What do these results mean for patients? The best available information indicates that GCS do not prevent PTS.5 Therefore, most physicians no longer recommend that patients with DVT wear GCS to prevent PTS.  If GCS is not the answer, is there anything else healthcare providers and patients can do to reduce the chances of PTS after a clot? Being overweight, not taking medication as prescribed, and recurrent DVT place patients at higher risk for PTS.1 Therefore, patients and providers should focus on avoiding these risk factors to reduce the risk of PTS.

A recent secondary look at studies comparing rivaroxaban (a newer oral blood thinner) to warfarin for the treatment of blood clots suggested that rivaroxaban was associated with a trend (not significant) toward a lower risk of PTS, perhaps due to more consistent anticoagulation with rivaroxaban.7 Larger studies are needed to confirm that direct oral anticoagulants reduce the incidence of PTS. It is also possible that early clot removal using catheter-directed thrombolysis may reduce the risk of PTS. The CAVENT study found that the risk of PTS at five years was reduced by 28 percent in patients who got catheter-directed thrombolysis in addition to blood thinners8. The recently completed ATTRACT trial of catheter-directed thrombolysis should provide more information about the potential benefits of thrombolysis for prevention of PTS.

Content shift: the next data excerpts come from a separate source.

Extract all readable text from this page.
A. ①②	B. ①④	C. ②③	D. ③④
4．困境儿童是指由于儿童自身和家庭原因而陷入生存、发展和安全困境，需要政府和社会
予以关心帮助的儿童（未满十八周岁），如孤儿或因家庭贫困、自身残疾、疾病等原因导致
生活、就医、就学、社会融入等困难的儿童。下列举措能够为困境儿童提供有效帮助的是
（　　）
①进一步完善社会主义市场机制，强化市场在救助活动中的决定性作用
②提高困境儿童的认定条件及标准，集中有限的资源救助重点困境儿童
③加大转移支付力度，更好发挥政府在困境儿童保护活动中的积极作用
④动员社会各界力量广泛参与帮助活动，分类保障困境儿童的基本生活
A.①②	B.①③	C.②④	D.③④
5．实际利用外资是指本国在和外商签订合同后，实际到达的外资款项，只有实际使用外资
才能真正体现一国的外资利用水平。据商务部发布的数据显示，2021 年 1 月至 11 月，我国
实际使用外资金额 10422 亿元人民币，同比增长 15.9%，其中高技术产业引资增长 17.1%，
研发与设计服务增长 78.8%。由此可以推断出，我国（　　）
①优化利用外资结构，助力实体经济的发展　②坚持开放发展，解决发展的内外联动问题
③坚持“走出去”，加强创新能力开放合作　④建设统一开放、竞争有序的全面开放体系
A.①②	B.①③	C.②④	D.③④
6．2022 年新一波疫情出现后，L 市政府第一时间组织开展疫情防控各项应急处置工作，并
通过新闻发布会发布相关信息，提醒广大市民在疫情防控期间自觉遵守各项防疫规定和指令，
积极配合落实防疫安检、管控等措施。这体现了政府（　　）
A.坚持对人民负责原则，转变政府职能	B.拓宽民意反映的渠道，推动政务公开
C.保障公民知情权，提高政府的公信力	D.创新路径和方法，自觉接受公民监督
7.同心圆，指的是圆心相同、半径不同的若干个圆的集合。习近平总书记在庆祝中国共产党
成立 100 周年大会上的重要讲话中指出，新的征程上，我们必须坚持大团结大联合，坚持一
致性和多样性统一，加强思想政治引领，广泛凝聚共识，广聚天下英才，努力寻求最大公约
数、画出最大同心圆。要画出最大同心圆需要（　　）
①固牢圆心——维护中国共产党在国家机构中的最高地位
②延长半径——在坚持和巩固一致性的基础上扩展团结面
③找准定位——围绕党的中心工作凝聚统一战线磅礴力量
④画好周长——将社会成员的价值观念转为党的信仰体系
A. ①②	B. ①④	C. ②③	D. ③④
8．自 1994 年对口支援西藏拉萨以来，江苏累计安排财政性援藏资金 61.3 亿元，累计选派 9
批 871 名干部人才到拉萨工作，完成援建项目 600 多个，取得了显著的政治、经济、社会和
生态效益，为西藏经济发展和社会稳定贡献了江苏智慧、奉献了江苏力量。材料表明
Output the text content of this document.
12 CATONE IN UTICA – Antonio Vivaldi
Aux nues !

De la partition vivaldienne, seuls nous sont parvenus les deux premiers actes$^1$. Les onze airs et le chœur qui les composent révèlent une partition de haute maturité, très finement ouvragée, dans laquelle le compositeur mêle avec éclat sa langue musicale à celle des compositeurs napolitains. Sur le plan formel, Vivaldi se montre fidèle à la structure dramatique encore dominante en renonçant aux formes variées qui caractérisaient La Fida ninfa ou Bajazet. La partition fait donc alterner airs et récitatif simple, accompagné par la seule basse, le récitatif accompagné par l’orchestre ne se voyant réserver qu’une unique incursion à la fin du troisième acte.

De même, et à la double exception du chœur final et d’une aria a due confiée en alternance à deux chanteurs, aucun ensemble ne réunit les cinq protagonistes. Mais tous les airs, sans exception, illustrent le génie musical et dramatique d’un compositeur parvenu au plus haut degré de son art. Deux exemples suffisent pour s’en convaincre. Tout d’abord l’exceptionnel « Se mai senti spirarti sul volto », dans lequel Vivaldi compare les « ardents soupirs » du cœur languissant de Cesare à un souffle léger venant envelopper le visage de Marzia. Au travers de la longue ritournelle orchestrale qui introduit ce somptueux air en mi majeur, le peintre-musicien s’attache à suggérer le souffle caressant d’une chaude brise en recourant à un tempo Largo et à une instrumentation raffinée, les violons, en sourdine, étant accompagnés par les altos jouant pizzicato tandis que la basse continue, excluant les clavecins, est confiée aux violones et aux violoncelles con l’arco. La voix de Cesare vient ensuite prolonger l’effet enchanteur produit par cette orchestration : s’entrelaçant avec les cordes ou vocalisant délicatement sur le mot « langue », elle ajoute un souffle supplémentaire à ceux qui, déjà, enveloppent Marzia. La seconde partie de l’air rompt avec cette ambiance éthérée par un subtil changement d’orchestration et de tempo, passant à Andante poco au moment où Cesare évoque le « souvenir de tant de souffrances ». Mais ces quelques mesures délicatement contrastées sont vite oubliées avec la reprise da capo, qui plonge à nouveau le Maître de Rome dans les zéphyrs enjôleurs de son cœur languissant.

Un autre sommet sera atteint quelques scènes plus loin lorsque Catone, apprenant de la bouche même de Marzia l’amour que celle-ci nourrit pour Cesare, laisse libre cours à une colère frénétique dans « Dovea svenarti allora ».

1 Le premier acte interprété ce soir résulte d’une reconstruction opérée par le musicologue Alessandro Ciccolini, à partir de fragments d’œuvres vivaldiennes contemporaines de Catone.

Until these data are available, providers and patients need not keep the pressure on their legs with stockings, but instead should keep the pressure on reducing their risk of PTS by taking their blood thinner as prescribed by their physician and maintaining a healthy weight.

References

  1. Rabinovich A, Kahn SR. The postthrombotic syndrome: current evidence and future challenges. J Thromb Haemost 2017;15:230-41.
  2. Ashrani AA, Heit JA. Incidence and cost burden of post-thrombotic syndrome. J Thromb Thrombolysis 2009;28:465-76.
  3. Brandjes DP, Buller HR, Heijboer H, et al. Randomised trial of effect of compression stockings in patients with symptomatic proximal-vein thrombosis. Lancet 1997;349:759-62.
  4. Prandoni P, Lensing AW, Prins MH, et al. Below-knee elastic compression stockings to prevent the post-thrombotic syndrome: a randomized, controlled trial. Ann Intern Med 2004;141:249-56.
  5. Kahn SR, Shapiro S, Wells PS, et al. Compression stockings to prevent post-thrombotic syndrome: a randomised placebo-controlled trial. Lancet 2014;383:880-8.
  6. Kahn SR, Shapiro S, Ducruet T, et al. Graduated compression stockings to treat acute leg pain associated with proximal DVT. A randomised controlled trial. Thromb Haemost 2014;112:1137-41.
  7. Cheung YW, Middeldorp S, Prins MH, et al. Post-thrombotic syndrome in patients treated with rivaroxaban or enoxaparin/vitamin K antagonists for acute deep-vein thrombosis. A post-hoc analysis. Thromb Haemost 2016;116:733-8.
  8. Haig Y, Enden T, Grotta O, et al. Post-thrombotic syndrome after catheter-directed thrombolysis for deep vein thrombosis (CaVenT): 5-year follow-up results of an open-label, randomised controlled trial. Lancet Haematol 2016;3:e64-71.